地理空間情報とは地理や空間上の特定の地点やエリアの情報のことで地図や空中写真、GPSを用いて取得したデータなどはカーナビゲーションシステムやハザードマップ、オンラインで見られる3D地図データとして利用されています。

緊急時にドクターヘリを飛ばす際の下見に使用されたり、災害時には被災者からの情報をもとに、リアルタイムで被害を把握することもできるなど様々なメリットがある情報です。​日本では1995年1月の阪神淡路大震災で地理空間情報が効率的な災害復旧に役立ったことから、平成19年5月には地理空間情報活用推進基本法が施行されました。​以後は国土空間基盤データの整備と、地理情報システムの普及と促進が進められています。

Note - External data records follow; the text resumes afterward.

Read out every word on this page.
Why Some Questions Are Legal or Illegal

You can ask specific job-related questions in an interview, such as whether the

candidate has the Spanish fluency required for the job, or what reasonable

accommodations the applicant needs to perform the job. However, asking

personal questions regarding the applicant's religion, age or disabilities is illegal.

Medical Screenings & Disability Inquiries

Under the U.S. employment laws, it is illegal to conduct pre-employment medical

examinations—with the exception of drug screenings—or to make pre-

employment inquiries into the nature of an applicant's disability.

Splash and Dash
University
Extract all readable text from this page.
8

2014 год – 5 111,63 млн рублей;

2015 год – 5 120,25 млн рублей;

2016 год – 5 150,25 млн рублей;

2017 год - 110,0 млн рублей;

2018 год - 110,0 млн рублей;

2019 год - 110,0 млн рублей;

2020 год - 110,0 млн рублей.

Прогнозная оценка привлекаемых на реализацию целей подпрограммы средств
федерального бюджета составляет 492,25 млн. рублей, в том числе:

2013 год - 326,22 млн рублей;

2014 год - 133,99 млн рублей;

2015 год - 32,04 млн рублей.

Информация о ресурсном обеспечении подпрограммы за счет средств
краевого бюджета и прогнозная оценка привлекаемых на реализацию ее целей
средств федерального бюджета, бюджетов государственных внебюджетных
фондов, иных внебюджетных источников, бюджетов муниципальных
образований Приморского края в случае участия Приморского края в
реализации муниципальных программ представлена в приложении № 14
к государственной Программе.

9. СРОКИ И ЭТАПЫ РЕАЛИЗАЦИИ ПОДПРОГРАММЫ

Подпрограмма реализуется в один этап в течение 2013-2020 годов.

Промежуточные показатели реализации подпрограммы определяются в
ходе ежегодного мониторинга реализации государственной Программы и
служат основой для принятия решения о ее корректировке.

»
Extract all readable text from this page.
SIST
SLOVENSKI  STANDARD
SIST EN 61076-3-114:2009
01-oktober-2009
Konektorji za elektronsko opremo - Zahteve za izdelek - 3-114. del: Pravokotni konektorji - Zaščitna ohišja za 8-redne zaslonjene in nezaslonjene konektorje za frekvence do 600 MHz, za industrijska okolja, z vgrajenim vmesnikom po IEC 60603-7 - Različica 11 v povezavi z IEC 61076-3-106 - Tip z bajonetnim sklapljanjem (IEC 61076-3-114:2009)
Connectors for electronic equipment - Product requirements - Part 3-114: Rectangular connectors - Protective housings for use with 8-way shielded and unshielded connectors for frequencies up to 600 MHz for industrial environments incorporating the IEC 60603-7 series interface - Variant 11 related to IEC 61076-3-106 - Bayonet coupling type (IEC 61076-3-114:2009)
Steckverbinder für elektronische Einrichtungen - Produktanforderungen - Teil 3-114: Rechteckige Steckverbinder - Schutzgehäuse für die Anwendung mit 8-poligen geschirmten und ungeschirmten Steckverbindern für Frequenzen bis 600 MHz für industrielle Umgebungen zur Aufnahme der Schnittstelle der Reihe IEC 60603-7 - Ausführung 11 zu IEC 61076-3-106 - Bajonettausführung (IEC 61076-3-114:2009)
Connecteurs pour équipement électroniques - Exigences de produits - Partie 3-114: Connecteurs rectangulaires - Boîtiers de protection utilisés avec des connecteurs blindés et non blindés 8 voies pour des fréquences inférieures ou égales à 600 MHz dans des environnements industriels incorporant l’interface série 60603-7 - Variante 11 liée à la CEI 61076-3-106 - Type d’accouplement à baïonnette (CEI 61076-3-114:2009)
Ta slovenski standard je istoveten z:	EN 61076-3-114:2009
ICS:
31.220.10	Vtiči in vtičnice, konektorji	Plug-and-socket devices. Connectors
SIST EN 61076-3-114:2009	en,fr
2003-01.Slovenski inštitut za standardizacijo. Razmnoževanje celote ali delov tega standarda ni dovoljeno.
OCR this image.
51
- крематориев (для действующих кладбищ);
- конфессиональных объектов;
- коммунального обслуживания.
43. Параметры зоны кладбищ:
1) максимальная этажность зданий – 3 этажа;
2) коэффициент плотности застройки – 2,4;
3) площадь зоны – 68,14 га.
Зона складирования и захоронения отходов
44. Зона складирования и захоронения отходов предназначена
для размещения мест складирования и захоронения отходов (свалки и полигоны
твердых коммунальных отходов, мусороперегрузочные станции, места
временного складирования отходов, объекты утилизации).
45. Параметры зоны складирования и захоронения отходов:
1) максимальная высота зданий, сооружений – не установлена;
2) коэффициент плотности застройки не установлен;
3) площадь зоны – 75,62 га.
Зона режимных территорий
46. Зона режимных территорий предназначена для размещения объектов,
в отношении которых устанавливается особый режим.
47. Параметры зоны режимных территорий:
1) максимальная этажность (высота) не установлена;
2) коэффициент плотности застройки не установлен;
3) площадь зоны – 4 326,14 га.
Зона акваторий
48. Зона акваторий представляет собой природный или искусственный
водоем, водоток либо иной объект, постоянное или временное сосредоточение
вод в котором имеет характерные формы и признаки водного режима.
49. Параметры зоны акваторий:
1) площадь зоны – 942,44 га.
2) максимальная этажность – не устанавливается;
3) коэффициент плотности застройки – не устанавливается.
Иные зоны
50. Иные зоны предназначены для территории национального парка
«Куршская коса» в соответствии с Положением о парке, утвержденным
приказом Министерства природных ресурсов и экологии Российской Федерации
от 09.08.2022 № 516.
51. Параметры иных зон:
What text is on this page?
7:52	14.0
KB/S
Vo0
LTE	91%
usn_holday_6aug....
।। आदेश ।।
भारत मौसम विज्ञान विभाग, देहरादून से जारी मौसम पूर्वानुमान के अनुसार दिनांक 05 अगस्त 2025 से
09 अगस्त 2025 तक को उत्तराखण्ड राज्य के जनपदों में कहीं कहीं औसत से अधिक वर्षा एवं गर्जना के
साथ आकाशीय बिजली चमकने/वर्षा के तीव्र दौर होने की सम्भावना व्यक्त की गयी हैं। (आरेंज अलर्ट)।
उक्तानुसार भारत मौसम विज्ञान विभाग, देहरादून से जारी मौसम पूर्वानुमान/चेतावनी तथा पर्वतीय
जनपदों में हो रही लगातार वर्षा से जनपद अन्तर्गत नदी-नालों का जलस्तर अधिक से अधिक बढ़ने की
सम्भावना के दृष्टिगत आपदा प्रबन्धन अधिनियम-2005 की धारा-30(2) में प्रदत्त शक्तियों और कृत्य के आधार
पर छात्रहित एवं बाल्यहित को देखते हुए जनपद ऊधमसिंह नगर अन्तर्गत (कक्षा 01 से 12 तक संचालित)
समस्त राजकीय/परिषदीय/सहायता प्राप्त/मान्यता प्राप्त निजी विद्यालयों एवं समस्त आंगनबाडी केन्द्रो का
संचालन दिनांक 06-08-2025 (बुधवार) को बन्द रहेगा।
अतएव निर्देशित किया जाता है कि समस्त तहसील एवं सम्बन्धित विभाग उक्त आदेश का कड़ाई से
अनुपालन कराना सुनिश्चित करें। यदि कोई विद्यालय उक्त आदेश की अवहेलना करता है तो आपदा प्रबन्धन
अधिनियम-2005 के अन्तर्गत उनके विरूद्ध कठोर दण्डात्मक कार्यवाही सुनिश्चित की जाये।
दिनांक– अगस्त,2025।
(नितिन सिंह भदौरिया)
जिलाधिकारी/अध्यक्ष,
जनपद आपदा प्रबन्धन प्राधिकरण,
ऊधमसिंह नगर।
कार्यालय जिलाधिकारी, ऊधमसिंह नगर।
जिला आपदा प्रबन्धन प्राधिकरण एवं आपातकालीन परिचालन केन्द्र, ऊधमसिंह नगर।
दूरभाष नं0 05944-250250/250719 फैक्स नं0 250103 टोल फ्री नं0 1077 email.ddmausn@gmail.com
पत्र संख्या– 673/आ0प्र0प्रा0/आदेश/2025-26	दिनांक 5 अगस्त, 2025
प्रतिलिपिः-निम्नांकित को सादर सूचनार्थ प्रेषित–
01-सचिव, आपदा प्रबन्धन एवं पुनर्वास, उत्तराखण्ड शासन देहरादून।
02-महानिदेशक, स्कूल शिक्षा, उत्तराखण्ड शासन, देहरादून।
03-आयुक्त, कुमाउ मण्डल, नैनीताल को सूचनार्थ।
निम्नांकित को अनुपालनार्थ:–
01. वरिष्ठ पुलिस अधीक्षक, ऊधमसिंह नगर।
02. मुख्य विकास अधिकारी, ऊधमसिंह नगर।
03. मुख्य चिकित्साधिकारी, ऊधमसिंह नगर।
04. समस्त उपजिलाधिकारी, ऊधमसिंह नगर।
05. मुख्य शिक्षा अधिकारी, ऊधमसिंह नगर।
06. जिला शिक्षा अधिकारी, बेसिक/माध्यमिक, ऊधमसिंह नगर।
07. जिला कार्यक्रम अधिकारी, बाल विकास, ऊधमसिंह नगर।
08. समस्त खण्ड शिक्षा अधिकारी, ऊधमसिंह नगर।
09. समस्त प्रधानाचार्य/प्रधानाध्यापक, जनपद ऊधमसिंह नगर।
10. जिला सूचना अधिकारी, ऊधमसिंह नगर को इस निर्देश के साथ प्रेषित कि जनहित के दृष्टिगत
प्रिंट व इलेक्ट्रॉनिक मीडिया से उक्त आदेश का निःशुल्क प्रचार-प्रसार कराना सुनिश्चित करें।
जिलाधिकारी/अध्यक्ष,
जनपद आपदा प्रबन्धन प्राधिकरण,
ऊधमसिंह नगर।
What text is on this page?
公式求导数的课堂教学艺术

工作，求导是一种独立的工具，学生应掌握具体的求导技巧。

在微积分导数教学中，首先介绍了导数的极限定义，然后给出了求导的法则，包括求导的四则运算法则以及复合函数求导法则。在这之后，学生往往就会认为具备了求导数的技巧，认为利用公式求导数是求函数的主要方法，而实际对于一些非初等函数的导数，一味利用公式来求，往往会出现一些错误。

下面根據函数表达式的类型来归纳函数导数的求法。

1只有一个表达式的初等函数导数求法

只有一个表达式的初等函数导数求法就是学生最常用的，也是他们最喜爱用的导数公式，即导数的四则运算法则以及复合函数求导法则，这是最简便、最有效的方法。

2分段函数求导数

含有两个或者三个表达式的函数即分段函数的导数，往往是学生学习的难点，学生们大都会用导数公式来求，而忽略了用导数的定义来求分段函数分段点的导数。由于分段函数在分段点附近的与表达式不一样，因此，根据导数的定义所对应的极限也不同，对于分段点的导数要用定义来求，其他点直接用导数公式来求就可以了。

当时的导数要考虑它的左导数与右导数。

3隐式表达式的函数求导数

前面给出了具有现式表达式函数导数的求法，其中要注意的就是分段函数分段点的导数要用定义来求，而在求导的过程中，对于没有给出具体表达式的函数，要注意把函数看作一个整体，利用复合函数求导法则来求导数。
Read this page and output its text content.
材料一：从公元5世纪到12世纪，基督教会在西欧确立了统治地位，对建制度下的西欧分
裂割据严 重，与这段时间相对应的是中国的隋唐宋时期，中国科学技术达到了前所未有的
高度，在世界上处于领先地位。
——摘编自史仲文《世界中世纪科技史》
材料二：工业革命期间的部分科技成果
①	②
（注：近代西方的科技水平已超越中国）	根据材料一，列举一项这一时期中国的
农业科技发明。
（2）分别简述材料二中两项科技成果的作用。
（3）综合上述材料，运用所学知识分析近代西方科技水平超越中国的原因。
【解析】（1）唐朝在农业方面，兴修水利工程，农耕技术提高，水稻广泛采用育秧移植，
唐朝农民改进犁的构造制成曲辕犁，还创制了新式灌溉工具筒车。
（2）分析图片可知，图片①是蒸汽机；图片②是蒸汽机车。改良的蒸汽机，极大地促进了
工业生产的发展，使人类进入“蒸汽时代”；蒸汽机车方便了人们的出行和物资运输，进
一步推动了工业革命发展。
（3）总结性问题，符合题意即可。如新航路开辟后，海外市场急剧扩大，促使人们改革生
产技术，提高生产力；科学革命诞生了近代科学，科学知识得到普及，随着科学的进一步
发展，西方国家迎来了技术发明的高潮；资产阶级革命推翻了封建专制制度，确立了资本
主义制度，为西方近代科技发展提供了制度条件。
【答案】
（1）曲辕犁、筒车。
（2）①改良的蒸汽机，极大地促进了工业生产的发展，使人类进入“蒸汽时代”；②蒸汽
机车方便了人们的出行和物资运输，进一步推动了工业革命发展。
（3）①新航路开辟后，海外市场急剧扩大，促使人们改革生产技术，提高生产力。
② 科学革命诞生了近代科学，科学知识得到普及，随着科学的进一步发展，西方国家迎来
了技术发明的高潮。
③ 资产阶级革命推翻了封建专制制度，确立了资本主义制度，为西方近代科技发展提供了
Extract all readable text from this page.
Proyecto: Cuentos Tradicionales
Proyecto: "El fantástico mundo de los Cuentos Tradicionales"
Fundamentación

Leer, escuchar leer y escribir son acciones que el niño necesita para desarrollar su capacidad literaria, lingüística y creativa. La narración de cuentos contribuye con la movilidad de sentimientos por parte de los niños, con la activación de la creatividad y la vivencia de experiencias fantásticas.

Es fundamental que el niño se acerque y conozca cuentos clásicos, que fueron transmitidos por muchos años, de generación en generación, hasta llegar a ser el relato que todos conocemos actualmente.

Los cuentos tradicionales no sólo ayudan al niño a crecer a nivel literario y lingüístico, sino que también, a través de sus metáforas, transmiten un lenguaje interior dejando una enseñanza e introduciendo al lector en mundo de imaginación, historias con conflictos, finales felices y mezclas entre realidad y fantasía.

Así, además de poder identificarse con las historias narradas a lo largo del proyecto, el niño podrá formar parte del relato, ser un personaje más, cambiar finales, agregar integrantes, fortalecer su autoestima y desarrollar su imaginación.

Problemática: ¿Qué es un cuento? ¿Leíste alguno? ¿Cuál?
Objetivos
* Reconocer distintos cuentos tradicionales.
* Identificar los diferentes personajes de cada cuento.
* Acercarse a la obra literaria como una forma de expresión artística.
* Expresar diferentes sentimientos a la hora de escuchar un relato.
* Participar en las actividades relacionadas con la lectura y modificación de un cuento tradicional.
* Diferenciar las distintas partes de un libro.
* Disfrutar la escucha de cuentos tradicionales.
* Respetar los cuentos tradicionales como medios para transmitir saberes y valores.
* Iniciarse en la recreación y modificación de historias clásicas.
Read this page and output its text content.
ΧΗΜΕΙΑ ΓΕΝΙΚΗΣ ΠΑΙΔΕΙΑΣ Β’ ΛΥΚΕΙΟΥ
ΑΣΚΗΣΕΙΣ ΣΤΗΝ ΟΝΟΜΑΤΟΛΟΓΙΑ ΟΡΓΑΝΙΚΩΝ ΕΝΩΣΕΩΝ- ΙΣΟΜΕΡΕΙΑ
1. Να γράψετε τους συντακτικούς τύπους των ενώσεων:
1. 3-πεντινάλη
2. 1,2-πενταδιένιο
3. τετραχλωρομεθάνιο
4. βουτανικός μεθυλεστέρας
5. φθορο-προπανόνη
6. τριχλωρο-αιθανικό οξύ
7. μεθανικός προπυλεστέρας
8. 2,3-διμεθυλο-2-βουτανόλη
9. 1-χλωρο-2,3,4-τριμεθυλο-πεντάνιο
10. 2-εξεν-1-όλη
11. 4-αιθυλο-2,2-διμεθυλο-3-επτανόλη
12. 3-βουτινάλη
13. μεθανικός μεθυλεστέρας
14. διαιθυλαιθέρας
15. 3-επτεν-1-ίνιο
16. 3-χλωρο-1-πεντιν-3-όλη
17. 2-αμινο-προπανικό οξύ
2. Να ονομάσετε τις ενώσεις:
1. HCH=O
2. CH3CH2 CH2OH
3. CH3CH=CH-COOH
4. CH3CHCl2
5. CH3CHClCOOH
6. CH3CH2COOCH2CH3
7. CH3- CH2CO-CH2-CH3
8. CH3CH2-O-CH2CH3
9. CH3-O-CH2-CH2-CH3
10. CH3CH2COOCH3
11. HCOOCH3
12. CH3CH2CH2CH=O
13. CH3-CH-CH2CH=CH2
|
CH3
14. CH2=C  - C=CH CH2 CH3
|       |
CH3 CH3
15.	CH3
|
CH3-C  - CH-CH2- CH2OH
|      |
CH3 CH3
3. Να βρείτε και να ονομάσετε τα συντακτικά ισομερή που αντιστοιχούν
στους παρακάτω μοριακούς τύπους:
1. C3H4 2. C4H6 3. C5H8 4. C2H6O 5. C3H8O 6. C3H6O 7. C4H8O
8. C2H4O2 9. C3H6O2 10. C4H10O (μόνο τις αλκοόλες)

​地理情報システムの奨励と並行して、国独自の準天頂衛星による衛星測位システムも推進されていましたが、宇宙航空研究開発機構への莫大な協力費が国民の理解を得られず頓挫しかけていました。​しかし2010年6月に小惑星探査機はやぶさが7年かけて小惑星イトカワから帰還したことで、国民の宇宙航空研究開発機構への理解が得られ、2010年9月に準天頂衛星初号機みちびきが無事打ち上げられます。

2011年3月の東日本大震災では地理空間情報を元に救助と復興を効率化するなど、有用性を見せつけました。​現在では国土地理院による基盤地図情報サイトがダウンロードできたり、地理空間情報ライブラリーがオンラインで閲覧できるようになっています。